Collection: Charlie Munger - #218 'I Don't Think I Have a ONE SIZE FIT All Investment'
BECKY QUICK 00:00
Mickey and Michael Fontenot wrote in, seeking advice for a 22 year old, invest in growth or to get the monthly income from dividends.
They say they have a 22 year old brilliant young neighbor, he’s achieved an internship at Tesla and GE and is currently a student at Purdue. He takes advantage of his neighbor 37 years in the oil field, the neighbor takes advantage of his tech savvy and Reddit and the meme crowd.
His inclination is to advise him to continually slow drip into monthly income and dividend investing as opposed to swinging for the fences in AI and growth stocks. What would you advise, sir?
CHARLIE MUNGER 00:43
Well, I don’t think I have a one size fit all investment.
I think some people are gifted enough that they can invest in hard-to-value difficult things and other people I think would be very wise to have more modest ambitions in terms of what they choose to deal with. So I think you have to figure out your level of skill, or the level of skill your advisor has, and that should enter the equation.
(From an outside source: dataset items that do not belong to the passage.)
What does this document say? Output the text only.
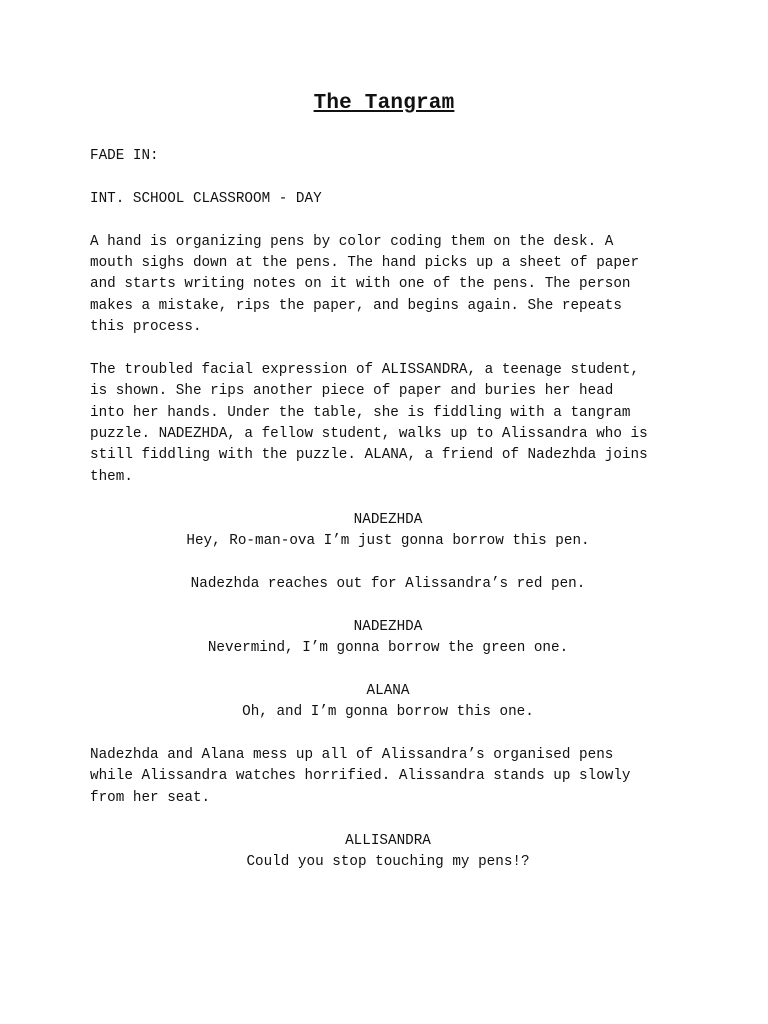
The Tangram
FADE IN:
INT. SCHOOL CLASSROOM - DAY
A hand is organizing pens by color coding them on the desk. A
mouth sighs down at the pens. The hand picks up a sheet of paper
and starts writing notes on it with one of the pens. The person
makes a mistake, rips the paper, and begins again. She repeats
this process.
The troubled facial expression of ALISSANDRA, a teenage student,
is shown. She rips another piece of paper and buries her head
into her hands. Under the table, she is fiddling with a tangram
puzzle. NADEZHDA, a fellow student, walks up to Alissandra who is
still fiddling with the puzzle. ALANA, a friend of Nadezhda joins
them.
NADEZHDA
Hey, Ro-man-ova I’m just gonna borrow this pen.
Nadezhda reaches out for Alissandra’s red pen.
NADEZHDA
Nevermind, I’m gonna borrow the green one.
ALANA
Oh, and I’m gonna borrow this one.
Nadezhda and Alana mess up all of Alissandra’s organised pens
while Alissandra watches horrified. Alissandra stands up slowly
from her seat.
ALLISANDRA
Could you stop touching my pens!?
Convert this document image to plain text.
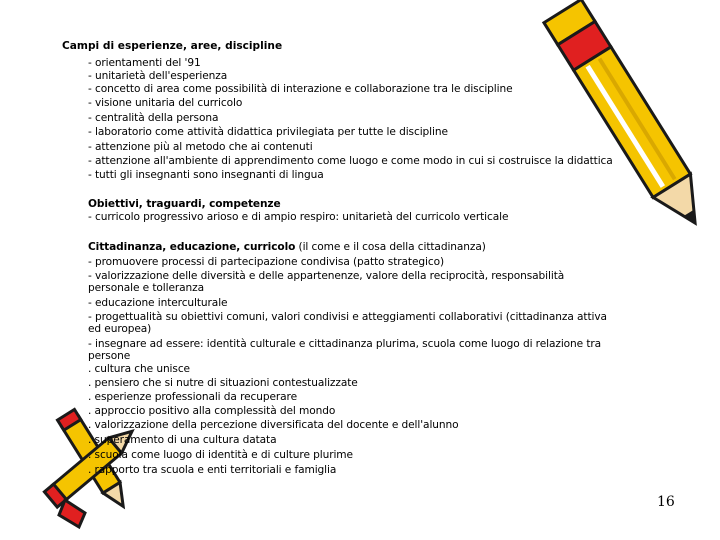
Campi di esperienze, aree, discipline
- orientamenti del '91
- unitarietà dell'esperienza
- concetto di area come possibilità di interazione e collaborazione tra le discipline
- visione unitaria del curricolo
- centralità della persona
- laboratorio come attività didattica privilegiata per tutte le discipline
- attenzione più al metodo che ai contenuti
- attenzione all'ambiente di apprendimento come luogo e come modo in cui si costruisce la didattica
- tutti gli insegnanti sono insegnanti di lingua
Obiettivi, traguardi, competenze
- curricolo progressivo arioso e di ampio respiro: unitarietà del curricolo verticale
Cittadinanza, educazione, curricolo (il come e il cosa della cittadinanza)
- promuovere processi di partecipazione condivisa (patto strategico)
- valorizzazione delle diversità e delle appartenenze, valore della reciprocità, responsabilità
personale e tolleranza
- educazione interculturale
- progettualità su obiettivi comuni, valori condivisi e atteggiamenti collaborativi (cittadinanza attiva
ed europea)
- insegnare ad essere: identità culturale e cittadinanza plurima, scuola come luogo di relazione tra
persone
. cultura che unisce
. pensiero che si nutre di situazioni contestualizzate
. esperienze professionali da recuperare
. approccio positivo alla complessità del mondo
. valorizzazione della percezione diversificata del docente e dell'alunno
. superamento di una cultura datata
. scuola come luogo di identità e di culture plurime
. rapporto tra scuola e enti territoriali e famiglia
16
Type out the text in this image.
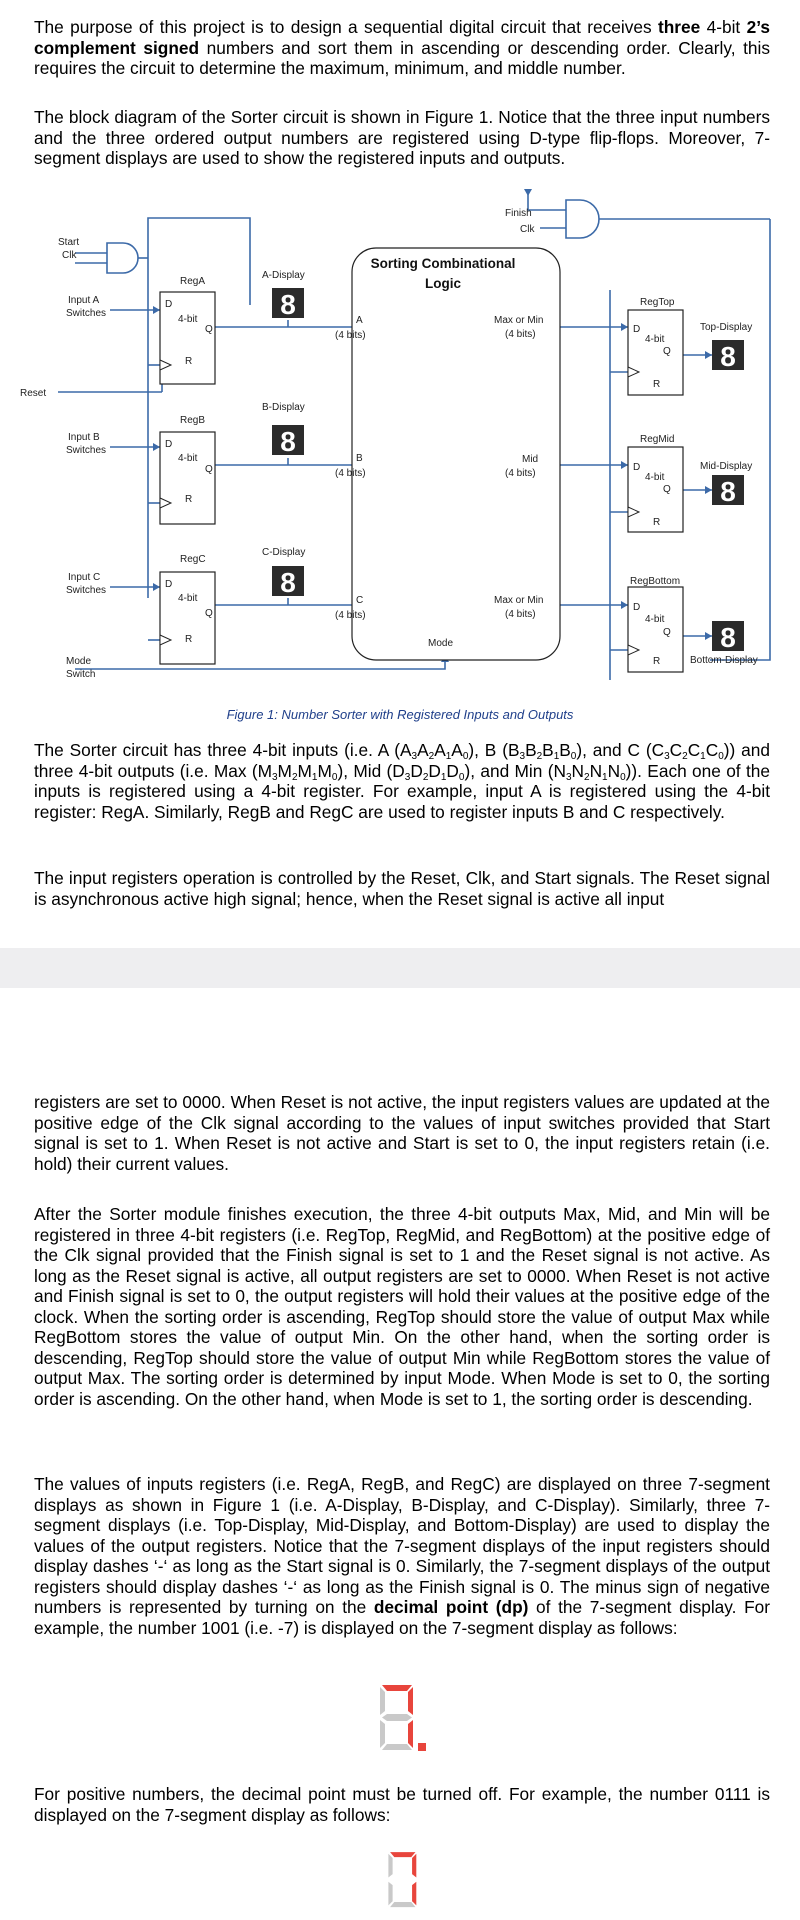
The purpose of this project is to design a sequential digital circuit that receives three 4-bit 2’s complement signed numbers and sort them in ascending or descending order. Clearly, this requires the circuit to determine the maximum, minimum, and middle number.

The block diagram of the Sorter circuit is shown in Figure 1. Notice that the three input numbers and the three ordered output numbers are registered using D-type flip-flops. Moreover, 7-segment displays are used to show the registered inputs and outputs.

8
8
8
8
8
8
Start
Clk
Finish
Clk
Reset
Input A
Switches
Input B
Switches
Input C
Switches
Mode
Switch
RegA
RegB
RegC
RegTop
RegMid
RegBottom
A-Display
B-Display
C-Display
Top-Display
Mid-Display
Bottom-Display
D
4-bit
Q
R
D
4-bit
Q
R
D
4-bit
Q
R
D
4-bit
Q
R
D
4-bit
Q
R
D
4-bit
Q
R
A
(4 bits)
B
(4 bits)
C
(4 bits)
Max or Min
(4 bits)
Mid
(4 bits)
Max or Min
(4 bits)
Mode
Sorting Combinational
Logic
Figure 1: Number Sorter with Registered Inputs and Outputs

The Sorter circuit has three 4-bit inputs (i.e. A $(A_3A_2A_1A_0)$, B $(B_3B_2B_1B_0)$, and C $(C_3C_2C_1C_0)$) and three 4-bit outputs (i.e. Max $(M_3M_2M_1M_0)$, Mid $(D_3D_2D_1D_0)$, and Min $(N_3N_2N_1N_0)$). Each one of the inputs is registered using a 4-bit register. For example, input A is registered using the 4-bit register: RegA. Similarly, RegB and RegC are used to register inputs B and C respectively.

The input registers operation is controlled by the Reset, Clk, and Start signals. The Reset signal is asynchronous active high signal; hence, when the Reset signal is active all input

registers are set to 0000. When Reset is not active, the input registers values are updated at the positive edge of the Clk signal according to the values of input switches provided that Start signal is set to 1. When Reset is not active and Start is set to 0, the input registers retain (i.e. hold) their current values.

After the Sorter module finishes execution, the three 4-bit outputs Max, Mid, and Min will be registered in three 4-bit registers (i.e. RegTop, RegMid, and RegBottom) at the positive edge of the Clk signal provided that the Finish signal is set to 1 and the Reset signal is not active. As long as the Reset signal is active, all output registers are set to 0000. When Reset is not active and Finish signal is set to 0, the output registers will hold their values at the positive edge of the clock. When the sorting order is ascending, RegTop should store the value of output Max while RegBottom stores the value of output Min. On the other hand, when the sorting order is descending, RegTop should store the value of output Min while RegBottom stores the value of output Max. The sorting order is determined by input Mode. When Mode is set to 0, the sorting order is ascending. On the other hand, when Mode is set to 1, the sorting order is descending.

The values of inputs registers (i.e. RegA, RegB, and RegC) are displayed on three 7-segment displays as shown in Figure 1 (i.e. A-Display, B-Display, and C-Display). Similarly, three 7-segment displays (i.e. Top-Display, Mid-Display, and Bottom-Display) are used to display the values of the output registers. Notice that the 7-segment displays of the input registers should display dashes ‘-‘ as long as the Start signal is 0. Similarly, the 7-segment displays of the output registers should display dashes ‘-‘ as long as the Finish signal is 0. The minus sign of negative numbers is represented by turning on the decimal point (dp) of the 7-segment display. For example, the number 1001 (i.e. -7) is displayed on the 7-segment display as follows:

For positive numbers, the decimal point must be turned off. For example, the number 0111 is displayed on the 7-segment display as follows:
But to everyone who finds the current investment climate hard, and difficult, and somewhat confusing, I would say, “welcome to adult life.” And you're thinking the right way. Of course, it is hard.
It’s going to be way harder for the group that’s graduating from college now. For them to get rich, and stay rich, and so forth is going to be way harder for them than it was for my generation. Think what it cost to own a house in a desirable neighborhood in a city like Los Angeles. It's not a – and I think we’ll probably end up with higher income taxes too, and so on.
No, I think the investment world is plenty hard and I don't think the – In my lifetime, 98 years, it was the ideal time to own a diversified portfolio of common stocks that updated a little by adding the new ones that came in like the Apples and the Alphabets and so forth.
And I’d say people got maybe 10 or 11% if you did that very intelligently before inflation and maybe 8 or 9% after inflation. That was a marvelous return. Now, no other generation in the history of the world ever got returns like that.
And I don’t think the future is going to give the guy graduating from college this year nearly that easy an investment opportunity. I think it’s going to be way harder.
Find your level of skill and choose investments that best suits you.